Holstein interglacial
Adapted from Wikipedia · Discoverer experience
The Holstein or Holsteinian interglacial (German: Holstein-Warmzeit or Holstein-Interglazial), also called the Mindel-Riss interglacial (Mindel-Riß-Interglazial) in the Alpine region, was the third to last major interglacial period in Europe before today’s warm time, called the Holocene. An interglacial is a time when ice ages warm up and glaciers shrink, allowing plants, animals, and people to live in areas that were previously covered in ice.
This warm period came right after the Elster glaciation and before the Saale glaciation, during a time known as the Middle Pleistocene. Scientists have studied this period carefully to understand Earth’s climate history. For a long time, they were not sure exactly when it happened, as it seemed to match two different times in Earth’s past based on sea level changes, called marine isotope stages MIS 11 and MIS 9.

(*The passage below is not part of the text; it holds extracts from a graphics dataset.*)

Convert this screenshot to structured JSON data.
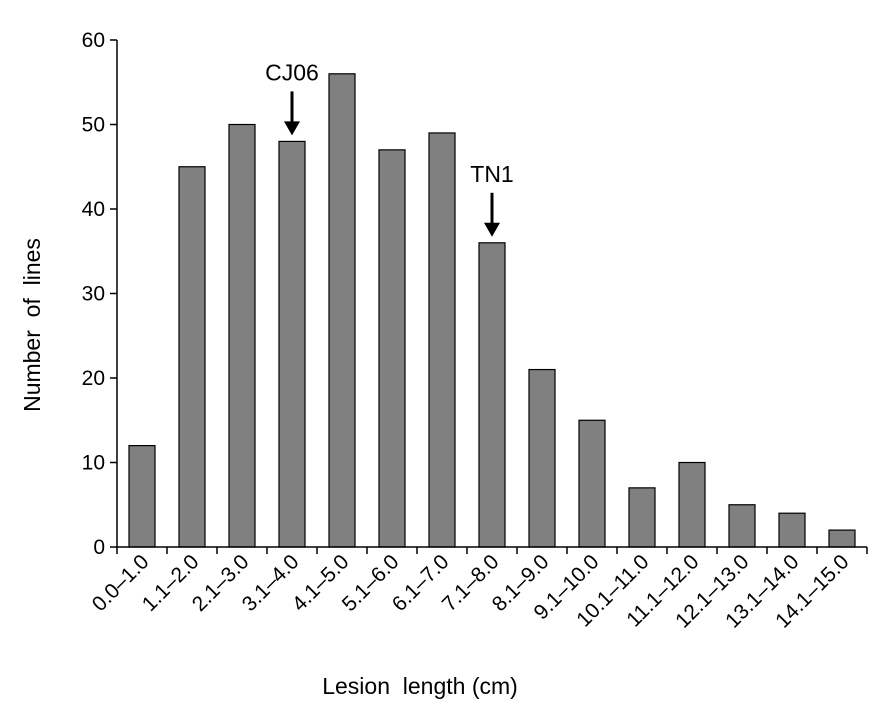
{
  "chart_data": {
    "type": "bar",
    "categories": [
      "0.0–1.0",
      "1.1–2.0",
      "2.1–3.0",
      "3.1–4.0",
      "4.1–5.0",
      "5.1–6.0",
      "6.1–7.0",
      "7.1–8.0",
      "8.1–9.0",
      "9.1–10.0",
      "10.1–11.0",
      "11.1–12.0",
      "12.1–13.0",
      "13.1–14.0",
      "14.1–15.0"
    ],
    "values": [
      12,
      45,
      50,
      48,
      56,
      47,
      49,
      36,
      21,
      15,
      7,
      10,
      5,
      4,
      2
    ],
    "xlabel": "Lesion  length (cm)",
    "ylabel": "Number  of  lines",
    "ylim": [
      0,
      60
    ],
    "yticks": [
      0,
      10,
      20,
      30,
      40,
      50,
      60
    ],
    "grid": false,
    "bar_color": "#808080",
    "annotations": [
      {
        "label": "CJ06",
        "category": "3.1–4.0"
      },
      {
        "label": "TN1",
        "category": "7.1–8.0"
      }
    ]
  }
}
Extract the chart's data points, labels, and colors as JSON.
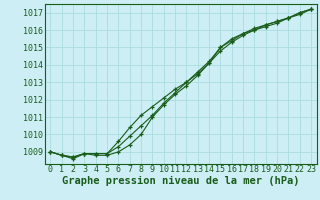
{
  "x": [
    0,
    1,
    2,
    3,
    4,
    5,
    6,
    7,
    8,
    9,
    10,
    11,
    12,
    13,
    14,
    15,
    16,
    17,
    18,
    19,
    20,
    21,
    22,
    23
  ],
  "line1": [
    1009.0,
    1008.8,
    1008.7,
    1008.9,
    1008.9,
    1008.9,
    1009.3,
    1009.9,
    1010.5,
    1011.1,
    1011.8,
    1012.4,
    1013.0,
    1013.6,
    1014.2,
    1015.0,
    1015.5,
    1015.8,
    1016.1,
    1016.3,
    1016.5,
    1016.7,
    1017.0,
    1017.2
  ],
  "line2": [
    1009.0,
    1008.8,
    1008.7,
    1008.9,
    1008.9,
    1008.9,
    1009.6,
    1010.4,
    1011.1,
    1011.6,
    1012.1,
    1012.6,
    1013.0,
    1013.5,
    1014.1,
    1014.8,
    1015.3,
    1015.7,
    1016.0,
    1016.3,
    1016.5,
    1016.7,
    1017.0,
    1017.2
  ],
  "line3": [
    1009.0,
    1008.8,
    1008.6,
    1008.9,
    1008.8,
    1008.8,
    1009.0,
    1009.4,
    1010.0,
    1011.0,
    1011.7,
    1012.3,
    1012.8,
    1013.4,
    1014.1,
    1015.0,
    1015.4,
    1015.8,
    1016.0,
    1016.2,
    1016.4,
    1016.7,
    1016.9,
    1017.2
  ],
  "bg_color": "#cceef4",
  "grid_color": "#aadddd",
  "line_color": "#1a5c1a",
  "text_color": "#1a5c1a",
  "xlabel": "Graphe pression niveau de la mer (hPa)",
  "ylim_min": 1008.3,
  "ylim_max": 1017.5,
  "title_fontsize": 7.5,
  "tick_fontsize": 6.0
}
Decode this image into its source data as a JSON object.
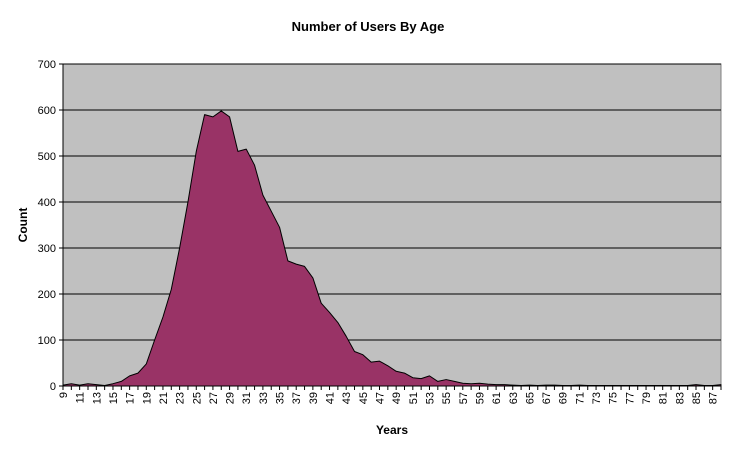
{
  "chart_data": {
    "type": "area",
    "title": "Number of Users By Age",
    "xlabel": "Years",
    "ylabel": "Count",
    "xlim": [
      9,
      88
    ],
    "ylim": [
      0,
      700
    ],
    "y_ticks": [
      0,
      100,
      200,
      300,
      400,
      500,
      600,
      700
    ],
    "x_tick_labels": [
      "9",
      "11",
      "13",
      "15",
      "17",
      "19",
      "21",
      "23",
      "25",
      "27",
      "29",
      "31",
      "33",
      "35",
      "37",
      "39",
      "41",
      "43",
      "45",
      "47",
      "49",
      "51",
      "53",
      "55",
      "57",
      "59",
      "61",
      "63",
      "65",
      "67",
      "69",
      "71",
      "73",
      "75",
      "77",
      "79",
      "81",
      "83",
      "85",
      "87"
    ],
    "grid": "horizontal",
    "legend": "none",
    "colors": {
      "area_fill": "#993366",
      "area_stroke": "#000000",
      "plot_background": "#c0c0c0",
      "gridline": "#000000"
    },
    "series": [
      {
        "x": [
          9,
          10,
          11,
          12,
          13,
          14,
          15,
          16,
          17,
          18,
          19,
          20,
          21,
          22,
          23,
          24,
          25,
          26,
          27,
          28,
          29,
          30,
          31,
          32,
          33,
          34,
          35,
          36,
          37,
          38,
          39,
          40,
          41,
          42,
          43,
          44,
          45,
          46,
          47,
          48,
          49,
          50,
          51,
          52,
          53,
          54,
          55,
          56,
          57,
          58,
          59,
          60,
          61,
          62,
          63,
          64,
          65,
          66,
          67,
          68,
          69,
          70,
          71,
          72,
          73,
          74,
          75,
          76,
          77,
          78,
          79,
          80,
          81,
          82,
          83,
          84,
          85,
          86,
          87,
          88
        ],
        "values": [
          2,
          5,
          2,
          5,
          3,
          1,
          5,
          10,
          22,
          28,
          48,
          100,
          150,
          210,
          300,
          400,
          510,
          590,
          585,
          598,
          585,
          510,
          515,
          480,
          415,
          380,
          345,
          272,
          265,
          260,
          235,
          180,
          160,
          138,
          108,
          75,
          68,
          52,
          54,
          44,
          32,
          28,
          18,
          16,
          22,
          10,
          14,
          10,
          6,
          5,
          6,
          4,
          3,
          3,
          2,
          1,
          2,
          1,
          2,
          2,
          1,
          1,
          2,
          1,
          1,
          1,
          1,
          1,
          1,
          1,
          1,
          1,
          1,
          1,
          1,
          1,
          3,
          1,
          1,
          3
        ]
      }
    ]
  }
}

Recent research suggests that the Holstein interglacial happened around 421 to 395,000 years ago, matching marine isotope stage MIS 11. This information helps us learn how Earth’s climate has changed over hundreds of thousands of years and gives clues about how it might change in the future.
Definition
The Holstein interglacial is a warm period that happened long ago. Scientists can see this time in special layers of dirt and sand. At a place near Hamburg, they found clues showing how the land changed from cold ice ages to warmer weather and then back again.